4. Seal the ducts: Ducts carry hot or cold air to different parts of homes with forced-air heating and cooling systems. But the U.S. Environmental Protection Agency estimates that roughly a fifth of this air escapes through leaks. To address this headache, consumers can use duct sealant to repair leaks in exposed ducts, like those in an attic or basement. Kuperszmid Lehrman recommends that homeowners have their ducts insulated as well. "If they don't have insulation, you should add the insulation," she says. "And because that is going to be a project where you are going to need to do it in places that are going to be hard to reach, that's probably a project where you are going to want to hire somebody."
5. Programmable thermostat: Another way to cut down on energy costs is a programmable thermostat, Callahan says. These devices—which can be found for less than $30—help prevent homeowners from wasting energy. For example, a homeowner could use this device to program the downstairs heat to lower by 15 degrees at 11 p.m., when the family is in bed, and return to its normal temperature at 6 a.m. "A programmable thermostat allows you to set back the temperature pretty significantly when you are not in the home or if you are asleep," Callahan says. "They save about 10 percent on your heating bills and your cooling bills in the summer—so they pay for themselves literally in a matter of months."
6. Energy-efficient windows: Replacing old, leaky windows with higher-efficiency models can also make your home greener. Zuch recommends that consumers buy wood windows instead of aluminum-framed models, which can allow hot or cold air to pass through more readily. "Wood windows are great because wood is a natural insulator," Zuch says. "It just doesn't allow heat and cold to move through the frame." Energy-efficient windows typically have two panes of glass filled with a gas that works to slow down the heat that passes through it, Zuch says. Qualified energy-efficient windows are eligible for a federal tax credit, but installation costs are not included.

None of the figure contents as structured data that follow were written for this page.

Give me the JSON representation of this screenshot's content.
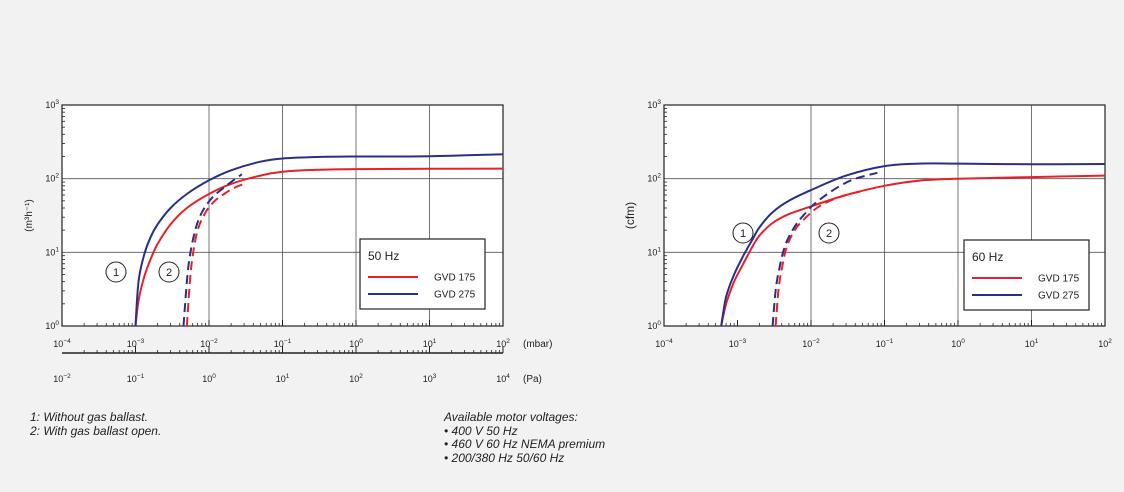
{
  "chart_data": [
    {
      "type": "line",
      "x_scale": "log",
      "y_scale": "log",
      "xlim": [
        0.0001,
        100
      ],
      "ylim": [
        1,
        1000
      ],
      "x_tick_labels": [
        "10-4",
        "10-3",
        "10-2",
        "10-1",
        "100",
        "101",
        "102"
      ],
      "y_tick_labels": [
        "103",
        "102",
        "101",
        "100"
      ],
      "ylabel": "(m³h⁻¹)",
      "xunit": "(mbar)",
      "secondary_axis": {
        "xlim": [
          0.01,
          10000
        ],
        "tick_labels": [
          "10-2",
          "10-1",
          "100",
          "101",
          "102",
          "103",
          "104"
        ],
        "unit": "(Pa)"
      },
      "legend": {
        "title": "50 Hz",
        "placement": "center-right",
        "entries": [
          "GVD 175",
          "GVD 275"
        ]
      },
      "annotations": [
        "1",
        "2"
      ],
      "series": [
        {
          "name": "GVD 175",
          "curve": "1",
          "style": "solid",
          "color": "#e8202a",
          "x": [
            0.001,
            0.0011,
            0.0013,
            0.0016,
            0.002,
            0.003,
            0.005,
            0.01,
            0.02,
            0.05,
            0.1,
            0.3,
            1,
            10,
            100
          ],
          "y": [
            1,
            2.2,
            4.5,
            8,
            13,
            24,
            40,
            62,
            85,
            110,
            124,
            132,
            135,
            136,
            137
          ]
        },
        {
          "name": "GVD 275",
          "curve": "1",
          "style": "solid",
          "color": "#2a2f86",
          "x": [
            0.001,
            0.0011,
            0.0013,
            0.0016,
            0.002,
            0.003,
            0.005,
            0.01,
            0.02,
            0.05,
            0.1,
            0.3,
            1,
            10,
            100
          ],
          "y": [
            1,
            4,
            9,
            16,
            24,
            40,
            62,
            95,
            130,
            170,
            188,
            197,
            200,
            202,
            215
          ]
        },
        {
          "name": "GVD 175",
          "curve": "2",
          "style": "dashed",
          "color": "#e8202a",
          "x": [
            0.005,
            0.0055,
            0.006,
            0.007,
            0.009,
            0.012,
            0.016,
            0.022,
            0.03
          ],
          "y": [
            1,
            4,
            9,
            20,
            35,
            50,
            62,
            75,
            85
          ]
        },
        {
          "name": "GVD 275",
          "curve": "2",
          "style": "dashed",
          "color": "#2a2f86",
          "x": [
            0.0045,
            0.005,
            0.0055,
            0.0065,
            0.008,
            0.011,
            0.015,
            0.02,
            0.028
          ],
          "y": [
            1,
            4,
            9,
            20,
            35,
            55,
            72,
            90,
            115
          ]
        }
      ]
    },
    {
      "type": "line",
      "x_scale": "log",
      "y_scale": "log",
      "xlim": [
        0.0001,
        100
      ],
      "ylim": [
        1,
        1000
      ],
      "x_tick_labels": [
        "10-4",
        "10-3",
        "10-2",
        "10-1",
        "100",
        "101",
        "102"
      ],
      "y_tick_labels": [
        "103",
        "102",
        "101",
        "100"
      ],
      "ylabel": "(cfm)",
      "legend": {
        "title": "60 Hz",
        "placement": "lower-right",
        "entries": [
          "GVD 175",
          "GVD 275"
        ]
      },
      "annotations": [
        "1",
        "2"
      ],
      "series": [
        {
          "name": "GVD 175",
          "curve": "1",
          "style": "solid",
          "color": "#e8202a",
          "x": [
            0.0006,
            0.0007,
            0.0009,
            0.0012,
            0.0016,
            0.002,
            0.003,
            0.005,
            0.01,
            0.03,
            0.1,
            0.3,
            1,
            10,
            100
          ],
          "y": [
            1,
            2,
            4,
            7,
            12,
            17,
            25,
            33,
            42,
            60,
            80,
            94,
            100,
            105,
            110
          ]
        },
        {
          "name": "GVD 275",
          "curve": "1",
          "style": "solid",
          "color": "#2a2f86",
          "x": [
            0.0006,
            0.0007,
            0.0009,
            0.0012,
            0.0016,
            0.002,
            0.003,
            0.005,
            0.01,
            0.03,
            0.1,
            0.3,
            1,
            10,
            100
          ],
          "y": [
            1,
            2.5,
            5,
            9,
            15,
            22,
            35,
            50,
            70,
            110,
            148,
            160,
            160,
            157,
            158
          ]
        },
        {
          "name": "GVD 175",
          "curve": "2",
          "style": "dashed",
          "color": "#e8202a",
          "x": [
            0.0033,
            0.0036,
            0.004,
            0.0047,
            0.006,
            0.008,
            0.012,
            0.018,
            0.03,
            0.05
          ],
          "y": [
            1,
            3,
            6,
            12,
            20,
            28,
            40,
            50,
            60,
            68
          ]
        },
        {
          "name": "GVD 275",
          "curve": "2",
          "style": "dashed",
          "color": "#2a2f86",
          "x": [
            0.003,
            0.0033,
            0.0037,
            0.0044,
            0.0056,
            0.0075,
            0.011,
            0.016,
            0.025,
            0.04,
            0.08
          ],
          "y": [
            1,
            3,
            6,
            12,
            20,
            30,
            45,
            60,
            80,
            100,
            120
          ]
        }
      ]
    }
  ],
  "notes": {
    "left": [
      "1: Without gas ballast.",
      "2: With gas ballast open."
    ],
    "right": [
      "Available motor voltages:",
      "• 400 V 50 Hz",
      "• 460 V 60 Hz NEMA premium",
      "• 200/380 Hz 50/60 Hz"
    ]
  }
}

7. Energy-efficient doors: Certain higher-efficiency door models also can qualify for a tax break from Uncle Sam. When looking for energy efficiency, avoid hollow metal doors, Kuperszmid Lehrman says. "Any kind of hollow door is going to be terrible because the air is going to infiltrate right through," she says. Instead, look for a door of insulated steel, fiberglass, or wood. If you'd prefer that a portion of the door be glass, look for energy-efficient components. "If you are going to go for glass, you want to make sure that you get the same sort of insulating features that you would look for in a window."
8. Add storm windows: Storm windows can be a lower-cost alternative to a full-blown window replacement project. "Storm windows are a very inexpensive way to increase the energy efficiency of your current windows," Kuperszmid Lehrman says. But she cautions that the project makes financial sense only if a homeowner's current windows are in good condition, since rotting or leaky windows would need to be replaced sooner or later anyway. "If your interior windows are in good shape, then [installing storm windows is] a quick way to increase your energy efficiency without going through the expense and the mess of ripping out your current windows," she says. Certain storm windows and doors can qualify for a federal tax credit, but installation costs are not included.
9. Energy-efficient heating, ventilating, and air conditioning (HVAC) system: Replacing an outdated heating, ventilating, and air conditioning system with more energy-efficient models can also lower your monthly energy bills. But because the project can be quite expensive, Kuperszmid Lehrman suggests that homeowners take this step only as a last resort. Before considering this project, it's essential to make sure your home is as well sealed and insulated as possible. "If you upgrade your HVAC system but your house is still leaking, you still are going to use an enormous amount of energy," she said. Only homeowners who have properly sealed homes but old and unreliable heating and cooling equipment should invest in a new HVAC system, Kuperszmid Lehrman says. "I wouldn't call somebody to replace your heating system in the dead of winter," she says. "I would do some research and then call them when people aren't calling them for the emergency calls." Certain heating and cooling products can qualify for federal tax credits.